I take no joy in saying that just a few games into the season it appears my prediction was correct.

Verlander, Giles and Grichuk are just three of the players already injured. Texas Rangers pitcher Corey Kluber, a two-time American League Cy Young Award winner, left his start in Sunday’s 5-2 loss to the Colorado Rockies after one inning due to tightness in his pitching shoulder. Also on Sunday, pitcher Reynaldo López, of the Chicago White Sox, left the game in the first inning mid-batter due to right shoulder tightness.

Stephen Strasburg, of the Washington Nationals, has yet to make a start in the 2020 season after being scratched due to arm soreness.
Photo R. Anderson

Aside from players leaving games early due to injuries, Stephen Strasburg of the Washington Nationals and Clayton Kershaw of the Los Angeles Dodgers, both were scratched from their Opening Day starts due to injuries.

John Means and Hunter Harvey of the Baltimore Orioles are both on the IL for arm fatigue. The list goes on and on with more players likely to be added daily.

Additionally, players with the Nationals, Rays, Reds, and others have yet to take the field due to being in the COVID-19 quarantine protocol.

While I admit that I am enjoying watching baseball on TV, it is not like I am unable to find things to do with my time if a 2020 MLB season did not happen. Providing fans a few hours of entertainment still does not seem worth the risk to players health both from COVID-19, as well as freak injuries like the ones that are running through the MLB with the same reckless abandon that COVID-19 is spreading across America.

An athlete’s career is short, and skills usually diminish with age. So, I understand the competitive nature of players wanting to take the field as often as possible. In that way, a 2020 season of any length, even one that allows over half of the teams in the league to make the playoffs, makes sense.

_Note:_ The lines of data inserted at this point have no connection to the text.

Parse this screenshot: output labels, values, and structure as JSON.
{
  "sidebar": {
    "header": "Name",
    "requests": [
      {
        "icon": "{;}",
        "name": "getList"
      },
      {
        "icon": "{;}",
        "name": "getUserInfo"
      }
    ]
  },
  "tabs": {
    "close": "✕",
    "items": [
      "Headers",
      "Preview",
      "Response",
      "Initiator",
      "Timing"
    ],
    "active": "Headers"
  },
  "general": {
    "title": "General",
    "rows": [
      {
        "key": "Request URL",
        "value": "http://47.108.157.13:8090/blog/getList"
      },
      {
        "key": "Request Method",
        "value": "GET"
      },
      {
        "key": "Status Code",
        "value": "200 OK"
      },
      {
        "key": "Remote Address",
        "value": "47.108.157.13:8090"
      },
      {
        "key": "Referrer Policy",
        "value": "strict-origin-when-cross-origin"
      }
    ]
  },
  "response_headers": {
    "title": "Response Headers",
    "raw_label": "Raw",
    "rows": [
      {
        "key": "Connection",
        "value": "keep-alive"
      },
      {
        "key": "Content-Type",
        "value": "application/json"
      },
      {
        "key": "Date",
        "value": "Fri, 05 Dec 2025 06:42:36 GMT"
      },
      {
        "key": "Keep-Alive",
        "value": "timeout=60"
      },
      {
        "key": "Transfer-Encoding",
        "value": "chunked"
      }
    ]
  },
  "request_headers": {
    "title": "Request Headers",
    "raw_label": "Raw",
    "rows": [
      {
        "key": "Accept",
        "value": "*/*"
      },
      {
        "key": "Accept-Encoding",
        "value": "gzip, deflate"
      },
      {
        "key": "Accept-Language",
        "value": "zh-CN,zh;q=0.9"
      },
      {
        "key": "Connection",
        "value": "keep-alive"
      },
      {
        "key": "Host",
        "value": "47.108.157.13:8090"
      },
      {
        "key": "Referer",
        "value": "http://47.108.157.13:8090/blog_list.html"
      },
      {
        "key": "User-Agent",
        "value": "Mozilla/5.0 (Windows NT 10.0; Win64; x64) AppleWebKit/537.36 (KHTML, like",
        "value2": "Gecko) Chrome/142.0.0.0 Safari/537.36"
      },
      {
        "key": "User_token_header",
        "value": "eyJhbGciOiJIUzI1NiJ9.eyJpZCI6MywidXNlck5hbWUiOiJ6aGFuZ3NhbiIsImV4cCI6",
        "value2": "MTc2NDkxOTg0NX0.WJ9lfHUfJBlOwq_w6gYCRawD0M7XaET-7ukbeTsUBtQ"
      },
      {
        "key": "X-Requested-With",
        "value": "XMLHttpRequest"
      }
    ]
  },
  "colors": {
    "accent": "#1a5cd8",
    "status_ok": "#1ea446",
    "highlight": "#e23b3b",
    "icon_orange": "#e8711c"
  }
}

However, when one considers that this season is taking place amidst a global public health crisis, the optics get a little murkier.

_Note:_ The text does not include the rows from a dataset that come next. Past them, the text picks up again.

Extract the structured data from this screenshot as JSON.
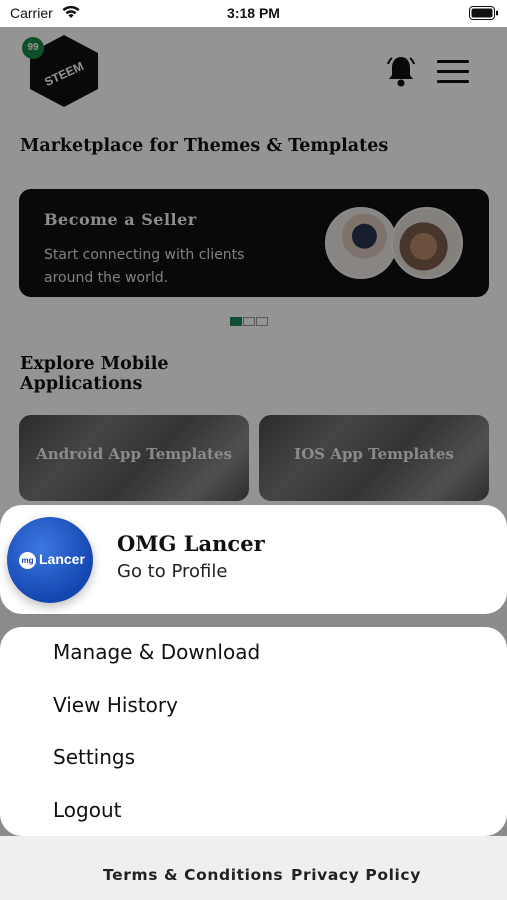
{
  "status_bar": {
    "carrier": "Carrier",
    "time": "3:18 PM"
  },
  "header": {
    "logo_text": "STEEM",
    "logo_badge": "99",
    "bell_icon": "bell-icon",
    "menu_icon": "hamburger-menu-icon"
  },
  "marketplace": {
    "title": "Marketplace for Themes & Templates"
  },
  "seller_banner": {
    "title": "Become a Seller",
    "subtitle": "Start connecting with clients around the world."
  },
  "carousel": {
    "pages": 3,
    "active_index": 0
  },
  "explore": {
    "title": "Explore Mobile Applications",
    "tiles": [
      {
        "label": "Android App Templates"
      },
      {
        "label": "IOS App Templates"
      }
    ]
  },
  "profile": {
    "avatar_text": "Lancer",
    "avatar_mark": "mg",
    "name": "OMG Lancer",
    "link": "Go to Profile"
  },
  "menu": {
    "items": [
      "Manage & Download",
      "View History",
      "Settings",
      "Logout"
    ]
  },
  "footer": {
    "terms": "Terms & Conditions",
    "privacy": "Privacy Policy"
  },
  "colors": {
    "accent_green": "#1a8a5a",
    "avatar_blue": "#1446b0",
    "overlay": "rgba(0,0,0,0.42)"
  }
}
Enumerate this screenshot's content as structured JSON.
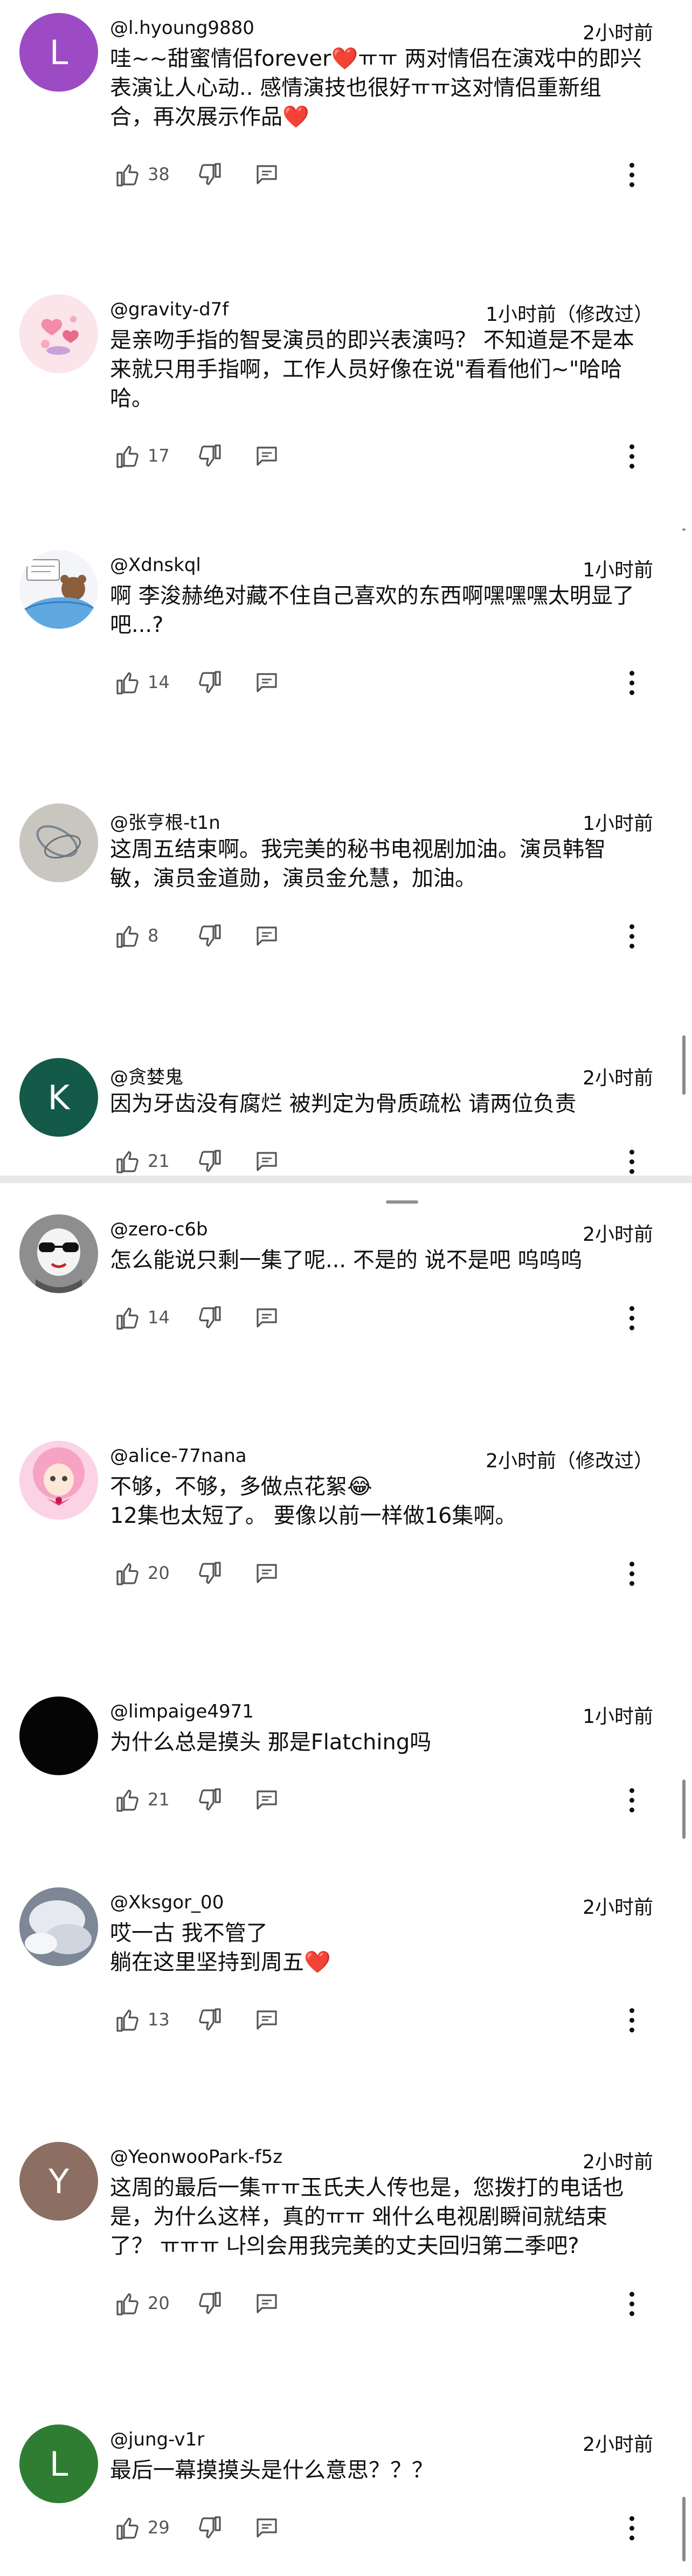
{
  "comments": [
    {
      "handle": "@l.hyoung9880",
      "time": "2小时前",
      "text": "哇~~甜蜜情侣forever❤️ㅠㅠ 两对情侣在演戏中的即兴\n表演让人心动.. 感情演技也很好ㅠㅠ这对情侣重新组\n合，再次展示作品❤️",
      "likes": "38",
      "avatar": {
        "initial": "L",
        "color": "#9c4bc4"
      }
    },
    {
      "handle": "@gravity-d7f",
      "time": "1小时前（修改过）",
      "text": "是亲吻手指的智旻演员的即兴表演吗？ 不知道是不是本\n来就只用手指啊，工作人员好像在说\"看看他们~\"哈哈\n哈。",
      "likes": "17",
      "avatar": {
        "initial": "",
        "color": "#f6d6df"
      }
    },
    {
      "handle": "@Xdnskql",
      "time": "1小时前",
      "text": "啊 李浚赫绝对藏不住自己喜欢的东西啊嘿嘿嘿太明显了\n吧...?",
      "likes": "14",
      "avatar": {
        "initial": "",
        "color": "#eef2f6"
      }
    },
    {
      "handle": "@张亨根-t1n",
      "time": "1小时前",
      "text": "这周五结束啊。我完美的秘书电视剧加油。演员韩智\n敏，演员金道勋，演员金允慧，加油。",
      "likes": "8",
      "avatar": {
        "initial": "",
        "color": "#b8b4ae"
      }
    },
    {
      "handle": "@贪婪鬼",
      "time": "2小时前",
      "text": "因为牙齿没有腐烂 被判定为骨质疏松 请两位负责",
      "likes": "21",
      "avatar": {
        "initial": "K",
        "color": "#145a48"
      }
    },
    {
      "handle": "@zero-c6b",
      "time": "2小时前",
      "text": "怎么能说只剩一集了呢... 不是的 说不是吧 呜呜呜",
      "likes": "14",
      "avatar": {
        "initial": "",
        "color": "#9a9a9a"
      }
    },
    {
      "handle": "@alice-77nana",
      "time": "2小时前（修改过）",
      "text": "不够，不够，多做点花絮😂\n12集也太短了。 要像以前一样做16集啊。",
      "likes": "20",
      "avatar": {
        "initial": "",
        "color": "#f4a6c8"
      }
    },
    {
      "handle": "@limpaige4971",
      "time": "1小时前",
      "text": "为什么总是摸头 那是Flatching吗",
      "likes": "21",
      "avatar": {
        "initial": "",
        "color": "#050505"
      }
    },
    {
      "handle": "@Xksgor_00",
      "time": "2小时前",
      "text": "哎一古 我不管了\n躺在这里坚持到周五❤️",
      "likes": "13",
      "avatar": {
        "initial": "",
        "color": "#9ea6b3"
      }
    },
    {
      "handle": "@YeonwooPark-f5z",
      "time": "2小时前",
      "text": "这周的最后一集ㅠㅠ玉氏夫人传也是，您拨打的电话也\n是，为什么这样，真的ㅠㅠ 왜什么电视剧瞬间就结束\n了？ ㅠㅠㅠ 나의会用我完美的丈夫回归第二季吧?",
      "likes": "20",
      "avatar": {
        "initial": "Y",
        "color": "#8d6e63"
      }
    },
    {
      "handle": "@jung-v1r",
      "time": "2小时前",
      "text": "最后一幕摸摸头是什么意思？？？",
      "likes": "29",
      "avatar": {
        "initial": "L",
        "color": "#2e7d32"
      }
    }
  ]
}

As far as the Astros go, even without Verlander on the mound, they are likely to be one of the 16-best teams this year and should make the playoffs. Assuming they do make the playoffs, and Verlander’s injury is healed by then, that should help them in the postseason.

Of course, there is no guarantee that they won’t have other players joining Verlander on the IL.

The 2020 MLB season will be one for the ages. Hopefully it is a one-time only thing, and normalcy returns to the diamond, as well as the world in general, by the time Spring Training 2021 rolls around.

Now if you’ll excuse me, I am off to give myself another quarantine haircut.